If we wish to include specific complex impacts in optimisation, we need to manually adjust the flag column for the appropriate rows. This can be achieved in memory using dataframe operations, for example:
ds.sup.data.loc[ds.sup.data.index == 'complex-impact-id', 'Optimise_Flag'] = 1
If we specify that a reservoir compensation flow increase is allowed in optimisation, we also need to indicate that maximum increase permitted. This should be done for the relevant scenarios and percentiles under consideration. For example, to permit a maximum reservoir compensation flow increase of 5.0 Ml/d, we could do the following:
ds.sup.data.loc[ds.sup.data.index == 'complex-impact-id', 'SUPFLQ95_MAX_INCREASE'] = 5.0
Once the flag field and any maximum increase fields have been added to the relevant
Dataset table, the Optimiser can be run in the way described above. Outputs are
as detailed above, with the addition of a SupResGW_Changes table that gives any changes
to complex impacts. Note that positive numbers in this table indicate increases to
compensation flows or reductions in complex abstraction impacts. The latter sign
convention is opposite to that for SWABS_Changes and GWABS_Changes. It arises because
complex impacts can be positive or negative.
Some important points to note about the behaviour of complex impact functionality in the
Optimiser are:
Use of this functionality will typically require local knowledge of specific impacts and how they have been represented in CAMS ledgers and WRGIS.
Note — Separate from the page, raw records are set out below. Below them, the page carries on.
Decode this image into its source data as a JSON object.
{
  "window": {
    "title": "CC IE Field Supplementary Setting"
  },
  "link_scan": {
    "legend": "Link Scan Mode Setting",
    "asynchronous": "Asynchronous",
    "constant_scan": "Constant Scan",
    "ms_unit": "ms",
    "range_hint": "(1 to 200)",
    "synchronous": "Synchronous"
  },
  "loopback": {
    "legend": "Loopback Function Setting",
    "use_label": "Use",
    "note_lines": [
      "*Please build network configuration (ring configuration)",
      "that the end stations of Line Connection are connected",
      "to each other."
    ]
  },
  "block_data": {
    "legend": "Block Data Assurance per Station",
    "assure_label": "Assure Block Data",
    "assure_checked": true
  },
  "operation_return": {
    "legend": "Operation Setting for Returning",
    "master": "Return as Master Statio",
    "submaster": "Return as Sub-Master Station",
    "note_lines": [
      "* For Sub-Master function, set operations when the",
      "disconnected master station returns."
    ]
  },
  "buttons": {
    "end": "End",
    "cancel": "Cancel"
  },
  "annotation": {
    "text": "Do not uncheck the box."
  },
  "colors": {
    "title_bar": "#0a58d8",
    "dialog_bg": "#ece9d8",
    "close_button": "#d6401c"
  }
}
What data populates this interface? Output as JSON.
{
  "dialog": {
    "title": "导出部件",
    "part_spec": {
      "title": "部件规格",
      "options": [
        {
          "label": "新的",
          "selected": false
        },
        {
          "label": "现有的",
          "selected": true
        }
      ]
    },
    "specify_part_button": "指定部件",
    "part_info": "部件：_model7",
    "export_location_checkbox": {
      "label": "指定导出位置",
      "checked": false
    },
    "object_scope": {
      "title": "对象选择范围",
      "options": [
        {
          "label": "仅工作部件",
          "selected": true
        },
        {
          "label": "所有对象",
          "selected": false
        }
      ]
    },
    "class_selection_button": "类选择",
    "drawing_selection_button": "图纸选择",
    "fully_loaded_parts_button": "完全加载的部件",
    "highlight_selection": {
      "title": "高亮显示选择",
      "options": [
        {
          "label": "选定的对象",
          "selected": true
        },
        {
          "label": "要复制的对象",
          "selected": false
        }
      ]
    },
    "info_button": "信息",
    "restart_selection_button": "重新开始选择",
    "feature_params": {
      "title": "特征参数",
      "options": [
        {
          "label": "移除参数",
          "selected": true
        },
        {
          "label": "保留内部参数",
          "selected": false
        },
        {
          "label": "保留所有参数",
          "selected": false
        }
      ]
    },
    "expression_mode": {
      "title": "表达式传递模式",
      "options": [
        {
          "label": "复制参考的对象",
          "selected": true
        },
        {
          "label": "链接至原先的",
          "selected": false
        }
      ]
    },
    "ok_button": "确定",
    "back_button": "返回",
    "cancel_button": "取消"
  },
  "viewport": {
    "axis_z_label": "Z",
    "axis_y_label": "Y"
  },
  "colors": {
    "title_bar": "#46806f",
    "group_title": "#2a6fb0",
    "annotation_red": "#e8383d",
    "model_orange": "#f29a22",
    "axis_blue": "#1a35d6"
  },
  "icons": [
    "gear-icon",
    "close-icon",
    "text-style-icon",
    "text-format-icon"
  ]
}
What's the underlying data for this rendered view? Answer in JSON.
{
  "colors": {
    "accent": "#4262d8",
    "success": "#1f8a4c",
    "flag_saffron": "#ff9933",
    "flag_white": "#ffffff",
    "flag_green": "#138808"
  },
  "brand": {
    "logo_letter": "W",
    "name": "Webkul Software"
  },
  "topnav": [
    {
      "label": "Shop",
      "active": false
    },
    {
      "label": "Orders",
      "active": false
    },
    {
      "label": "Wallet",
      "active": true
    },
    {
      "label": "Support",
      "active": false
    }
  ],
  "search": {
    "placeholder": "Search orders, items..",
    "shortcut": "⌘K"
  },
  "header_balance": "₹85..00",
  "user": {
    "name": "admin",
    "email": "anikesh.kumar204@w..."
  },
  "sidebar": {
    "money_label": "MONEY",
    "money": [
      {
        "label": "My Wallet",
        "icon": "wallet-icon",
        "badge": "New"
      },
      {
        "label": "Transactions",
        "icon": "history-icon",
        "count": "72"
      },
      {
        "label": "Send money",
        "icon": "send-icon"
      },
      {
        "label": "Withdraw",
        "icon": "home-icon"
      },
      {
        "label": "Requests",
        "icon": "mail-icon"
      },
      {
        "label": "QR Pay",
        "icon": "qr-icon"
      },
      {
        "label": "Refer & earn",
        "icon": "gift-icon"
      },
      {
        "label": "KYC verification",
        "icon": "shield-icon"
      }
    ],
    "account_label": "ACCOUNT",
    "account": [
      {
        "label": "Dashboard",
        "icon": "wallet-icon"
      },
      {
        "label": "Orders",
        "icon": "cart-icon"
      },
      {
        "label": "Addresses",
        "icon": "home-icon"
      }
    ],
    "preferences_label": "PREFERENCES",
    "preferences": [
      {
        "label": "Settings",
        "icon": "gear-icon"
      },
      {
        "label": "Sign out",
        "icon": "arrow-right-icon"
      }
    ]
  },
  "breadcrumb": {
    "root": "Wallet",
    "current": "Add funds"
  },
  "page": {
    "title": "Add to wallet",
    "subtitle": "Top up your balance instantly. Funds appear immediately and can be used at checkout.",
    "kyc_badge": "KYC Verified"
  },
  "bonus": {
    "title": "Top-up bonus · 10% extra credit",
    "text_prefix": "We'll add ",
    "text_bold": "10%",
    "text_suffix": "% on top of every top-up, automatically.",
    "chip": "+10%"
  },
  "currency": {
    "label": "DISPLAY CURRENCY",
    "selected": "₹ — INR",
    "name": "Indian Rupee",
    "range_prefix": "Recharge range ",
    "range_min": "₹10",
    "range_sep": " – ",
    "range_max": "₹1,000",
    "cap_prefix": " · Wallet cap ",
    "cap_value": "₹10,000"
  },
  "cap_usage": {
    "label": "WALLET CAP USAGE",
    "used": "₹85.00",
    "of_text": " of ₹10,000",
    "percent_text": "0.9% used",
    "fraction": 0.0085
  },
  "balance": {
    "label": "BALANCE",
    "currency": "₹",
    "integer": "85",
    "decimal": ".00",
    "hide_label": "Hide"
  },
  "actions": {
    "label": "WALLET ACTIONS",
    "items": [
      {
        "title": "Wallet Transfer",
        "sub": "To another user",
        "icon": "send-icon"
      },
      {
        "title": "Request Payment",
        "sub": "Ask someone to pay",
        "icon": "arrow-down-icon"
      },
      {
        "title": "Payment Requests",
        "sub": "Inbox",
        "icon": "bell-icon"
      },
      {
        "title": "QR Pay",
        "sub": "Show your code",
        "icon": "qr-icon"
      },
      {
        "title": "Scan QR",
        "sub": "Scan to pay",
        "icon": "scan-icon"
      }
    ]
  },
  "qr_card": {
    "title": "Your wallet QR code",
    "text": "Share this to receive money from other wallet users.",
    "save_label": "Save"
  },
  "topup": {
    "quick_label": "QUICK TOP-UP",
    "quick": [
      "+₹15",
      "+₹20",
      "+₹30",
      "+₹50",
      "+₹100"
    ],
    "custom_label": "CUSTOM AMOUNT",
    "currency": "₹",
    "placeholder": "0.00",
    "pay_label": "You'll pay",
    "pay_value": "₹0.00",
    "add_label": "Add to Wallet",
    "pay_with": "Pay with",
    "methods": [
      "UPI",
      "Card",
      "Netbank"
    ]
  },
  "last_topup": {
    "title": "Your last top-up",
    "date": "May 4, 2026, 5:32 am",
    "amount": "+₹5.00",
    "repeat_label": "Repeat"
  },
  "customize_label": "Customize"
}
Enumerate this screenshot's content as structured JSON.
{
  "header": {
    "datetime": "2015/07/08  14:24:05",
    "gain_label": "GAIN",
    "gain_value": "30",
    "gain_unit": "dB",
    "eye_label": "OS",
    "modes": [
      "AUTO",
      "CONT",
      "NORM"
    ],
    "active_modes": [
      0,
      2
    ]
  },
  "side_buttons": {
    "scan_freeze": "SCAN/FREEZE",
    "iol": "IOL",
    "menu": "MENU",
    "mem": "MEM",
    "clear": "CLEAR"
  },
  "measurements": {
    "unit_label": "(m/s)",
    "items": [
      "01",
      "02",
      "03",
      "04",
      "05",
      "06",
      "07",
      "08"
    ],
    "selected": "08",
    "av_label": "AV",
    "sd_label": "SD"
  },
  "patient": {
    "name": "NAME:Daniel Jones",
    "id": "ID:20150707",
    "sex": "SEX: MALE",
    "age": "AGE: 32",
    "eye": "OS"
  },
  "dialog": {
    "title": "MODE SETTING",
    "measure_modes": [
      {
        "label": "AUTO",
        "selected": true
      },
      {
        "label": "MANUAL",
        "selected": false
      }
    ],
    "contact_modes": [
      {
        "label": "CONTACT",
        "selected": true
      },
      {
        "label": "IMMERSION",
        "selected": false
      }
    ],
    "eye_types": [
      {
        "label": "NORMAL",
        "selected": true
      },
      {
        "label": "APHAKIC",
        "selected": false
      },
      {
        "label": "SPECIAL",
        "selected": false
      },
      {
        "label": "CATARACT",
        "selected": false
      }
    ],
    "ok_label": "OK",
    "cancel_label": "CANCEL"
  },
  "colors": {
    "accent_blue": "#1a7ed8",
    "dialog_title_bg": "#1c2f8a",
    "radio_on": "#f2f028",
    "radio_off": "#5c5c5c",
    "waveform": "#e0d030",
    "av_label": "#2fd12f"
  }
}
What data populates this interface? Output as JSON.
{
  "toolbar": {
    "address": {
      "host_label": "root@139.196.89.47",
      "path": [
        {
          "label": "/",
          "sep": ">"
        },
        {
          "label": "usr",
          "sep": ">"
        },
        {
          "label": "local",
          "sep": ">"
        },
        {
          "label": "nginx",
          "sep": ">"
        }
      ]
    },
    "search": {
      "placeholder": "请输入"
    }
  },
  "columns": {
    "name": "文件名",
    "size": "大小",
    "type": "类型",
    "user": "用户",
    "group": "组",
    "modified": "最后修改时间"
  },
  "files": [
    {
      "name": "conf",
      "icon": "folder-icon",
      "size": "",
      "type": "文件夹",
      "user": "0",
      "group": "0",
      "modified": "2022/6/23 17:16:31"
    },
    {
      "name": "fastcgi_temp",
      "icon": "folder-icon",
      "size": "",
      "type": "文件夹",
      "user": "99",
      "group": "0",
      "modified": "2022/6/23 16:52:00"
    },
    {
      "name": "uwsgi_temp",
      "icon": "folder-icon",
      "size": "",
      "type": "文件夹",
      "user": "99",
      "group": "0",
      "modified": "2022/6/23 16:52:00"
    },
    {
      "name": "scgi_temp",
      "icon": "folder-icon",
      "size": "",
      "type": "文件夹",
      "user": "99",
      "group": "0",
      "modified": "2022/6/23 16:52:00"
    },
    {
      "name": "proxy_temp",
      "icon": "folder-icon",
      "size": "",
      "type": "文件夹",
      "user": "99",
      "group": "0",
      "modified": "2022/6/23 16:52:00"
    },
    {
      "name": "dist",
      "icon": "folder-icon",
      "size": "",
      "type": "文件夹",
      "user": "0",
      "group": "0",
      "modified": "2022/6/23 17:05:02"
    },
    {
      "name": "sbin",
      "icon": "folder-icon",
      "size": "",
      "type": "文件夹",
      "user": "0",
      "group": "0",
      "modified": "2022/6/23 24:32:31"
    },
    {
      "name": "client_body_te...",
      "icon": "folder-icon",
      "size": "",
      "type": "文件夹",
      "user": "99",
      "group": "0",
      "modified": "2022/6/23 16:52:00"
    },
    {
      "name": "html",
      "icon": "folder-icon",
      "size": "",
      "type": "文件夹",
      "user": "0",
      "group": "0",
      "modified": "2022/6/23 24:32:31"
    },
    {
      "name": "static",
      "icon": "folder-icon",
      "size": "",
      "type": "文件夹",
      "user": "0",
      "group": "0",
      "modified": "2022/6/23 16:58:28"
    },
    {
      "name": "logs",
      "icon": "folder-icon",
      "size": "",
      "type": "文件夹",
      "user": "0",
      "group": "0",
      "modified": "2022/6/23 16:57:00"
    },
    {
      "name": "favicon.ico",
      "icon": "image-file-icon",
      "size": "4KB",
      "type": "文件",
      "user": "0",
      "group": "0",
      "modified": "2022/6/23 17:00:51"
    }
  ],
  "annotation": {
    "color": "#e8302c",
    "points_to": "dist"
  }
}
In its current implementation, the Optimiser seeks to minimise increases to reservoir compensation flows in its solution for several reasons. It will only increase a compensation flow if it helps to meet flow targets that would have otherwise been missed. Other approaches may be explored in future.
Complex abstractions (flag = 2) are treated in the same way as normal surface and groundwater abstractions. The Optimiser identifies required impact reductions for the scenario/percentile combination in question, rather than changes to complex licence conditions.
A user has the option to explore the implications of different prescribed changes to complex impacts by editing the relevant rows in the data table and excluding them from optimisation.